Motivation: Earth’s deep subsurface hosts a diverse microbiome rich in potential for the study of conditions analogous to exoplanetary interiors and corresponding microbial intraterrestrials. Access to the subsurface is often transient, however, and involves major disruptions to the very environments we seek to study. To overcome these challenges we have established a network of six packered boreholes that serve as stable sampling ports at the Sanford Underground Research Facility (SURF), South Dakota, USA. Our network extends from 250-1500 m below the surface, allowing access to deep subsurface fluids across a large range of ages and compositions. By tapping these directly, we are poised to install long-term experimental apparatus and conduct targeted experiments to further characterize the ecology and physiology of Earth’s deepest inhabitants.
Methods: The deep subsurface of SURF has been previously shown to contain diverse microbial life and geochemical potential [1, 2]. We selected the DeMMO sites from a subset of previously-studied boreholes while including two new sites, at 610 m and 1250 m, to provide additional coverage across the depth gradient. Each site exhibits consistent water outflow rates, limited evidence for subsurface interaction with mine workings, and is regularly accessible. We capped each borehole using custom designed and machined expandable packers composed of high-density plastic (Delrin) and polyurethane rather than the standard stainless steel manifolds because these latter corrode rapidly in the subsurface, affecting both their lifespan and the geochemical integrity of the associated waters, thereby also affecting native microbial community structure. Prior to packering, boreholes were drilled out and reamed to remove old concrete plugs and create a stable surface against which the packers could seal. Drilling and packer installation was carried out at 3 of 6 DeMMO holes (DeMMO 3, 4, and 5) from May to July 2016. Geochemical and microbiological monitoring of fluids from each site began prior to hole modification and has continued since on an approximately bimonthy basis. Analyses include major cations and anions, redox sensitive solutes (DO, Fe2+, NO3 - , NH4 + , S2- ), DIC, DOC, dissolved gas composition, water isotopes, and sequencing of 16S rRNA genes of cells filtered from borehole fluids.

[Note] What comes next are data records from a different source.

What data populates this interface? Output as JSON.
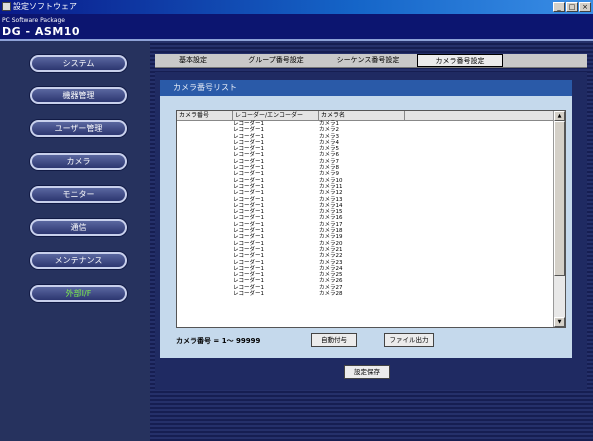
{
  "window": {
    "title": "設定ソフトウェア",
    "buttons": [
      "_",
      "□",
      "×"
    ]
  },
  "brand": {
    "subtitle": "PC Software Package",
    "product": "DG - ASM10"
  },
  "sidebar": {
    "items": [
      {
        "label": "システム",
        "active": false
      },
      {
        "label": "機器管理",
        "active": false
      },
      {
        "label": "ユーザー管理",
        "active": false
      },
      {
        "label": "カメラ",
        "active": false
      },
      {
        "label": "モニター",
        "active": false
      },
      {
        "label": "通信",
        "active": false
      },
      {
        "label": "メンテナンス",
        "active": false
      },
      {
        "label": "外部I/F",
        "active": true
      }
    ]
  },
  "tabs": [
    {
      "label": "基本設定",
      "active": false
    },
    {
      "label": "グループ番号設定",
      "active": false
    },
    {
      "label": "シーケンス番号設定",
      "active": false
    },
    {
      "label": "カメラ番号設定",
      "active": true
    }
  ],
  "panel": {
    "title": "カメラ番号リスト",
    "columns": [
      "カメラ番号",
      "レコーダー/エンコーダー",
      "カメラ名"
    ],
    "rows": [
      [
        "",
        "レコーダー1",
        "カメラ1"
      ],
      [
        "",
        "レコーダー1",
        "カメラ2"
      ],
      [
        "",
        "レコーダー1",
        "カメラ3"
      ],
      [
        "",
        "レコーダー1",
        "カメラ4"
      ],
      [
        "",
        "レコーダー1",
        "カメラ5"
      ],
      [
        "",
        "レコーダー1",
        "カメラ6"
      ],
      [
        "",
        "レコーダー1",
        "カメラ7"
      ],
      [
        "",
        "レコーダー1",
        "カメラ8"
      ],
      [
        "",
        "レコーダー1",
        "カメラ9"
      ],
      [
        "",
        "レコーダー1",
        "カメラ10"
      ],
      [
        "",
        "レコーダー1",
        "カメラ11"
      ],
      [
        "",
        "レコーダー1",
        "カメラ12"
      ],
      [
        "",
        "レコーダー1",
        "カメラ13"
      ],
      [
        "",
        "レコーダー1",
        "カメラ14"
      ],
      [
        "",
        "レコーダー1",
        "カメラ15"
      ],
      [
        "",
        "レコーダー1",
        "カメラ16"
      ],
      [
        "",
        "レコーダー1",
        "カメラ17"
      ],
      [
        "",
        "レコーダー1",
        "カメラ18"
      ],
      [
        "",
        "レコーダー1",
        "カメラ19"
      ],
      [
        "",
        "レコーダー1",
        "カメラ20"
      ],
      [
        "",
        "レコーダー1",
        "カメラ21"
      ],
      [
        "",
        "レコーダー1",
        "カメラ22"
      ],
      [
        "",
        "レコーダー1",
        "カメラ23"
      ],
      [
        "",
        "レコーダー1",
        "カメラ24"
      ],
      [
        "",
        "レコーダー1",
        "カメラ25"
      ],
      [
        "",
        "レコーダー1",
        "カメラ26"
      ],
      [
        "",
        "レコーダー1",
        "カメラ27"
      ],
      [
        "",
        "レコーダー1",
        "カメラ28"
      ]
    ],
    "range_text": "カメラ番号 = 1～ 99999",
    "auto_assign_label": "自動付与",
    "file_output_label": "ファイル出力"
  },
  "footer": {
    "save_label": "設定保存"
  }
}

Results: Continued monitoring of DeMMO boreholes from December 2015 to December 2016 has identified each site as a unique and stable biogeochemical island.
Geochemistry. Geochemical data reveal consistent fluid compositions at individual stations. Similar compositions of nonreactive ions between sets of boreholes suggest that each pair of sites is hydrologically connected. This observation is consistent with the spatial orientation of the boreholes and expected hydrologic flow paths. There is no apparent seasonal trend in either flow rate or major element chemistry, consistent with the long residence time of these fluids in the subsurface. A gradient of decreasing DOC with depth is consistent with the gradual consumption of surfacederived organic matter by native microbes.
Microbiology. DNA sequencing of borehole fluids revealed significant microbial diversity within the SURF site as well as substantial differences between boreholes. Drilling was found to impart a significant but transient perturbation to the microbial community in a particular borehole. Holes that were not subjected to drilling display a remarkably consistent community composition over the course of months. Significant populations of candidate phyla (e.g. OP3) and deeply divergent strains of known phyla are present at most sites. Of the sequences from characterized phyla, those most closely related to microbes involved in sulfur and iron cycling are well-represented as are relatives of known thermophiles. Continued monitoring of all sites will allow us to evaluate the longer-term impact of drilling on the deep subsurface microbiome as well as further illuminate the connections between geochemistry and microbiology in this unique environment.
Experiments aimed at culturing and characterizing microbial inhabitants are underway at a number of DeMMO sites. In particular, we are interested in replicating the intra-fracture biofilm community by cultivating microorganisms on solid substrates using flowthrough columns as well as more traditional approaches using synthetic growth media.
Future directions: We aim to establish collaborations at other deep subsurface research sites, most notably in the South African and Canadian Shields, to establish nodes of DeMMO worldwide.
References:  Osburn M. R. (2014) Frontiers in Microbiology, 5, 1-14  Momper, et al. (submitted) Environmental Microbiology Reports.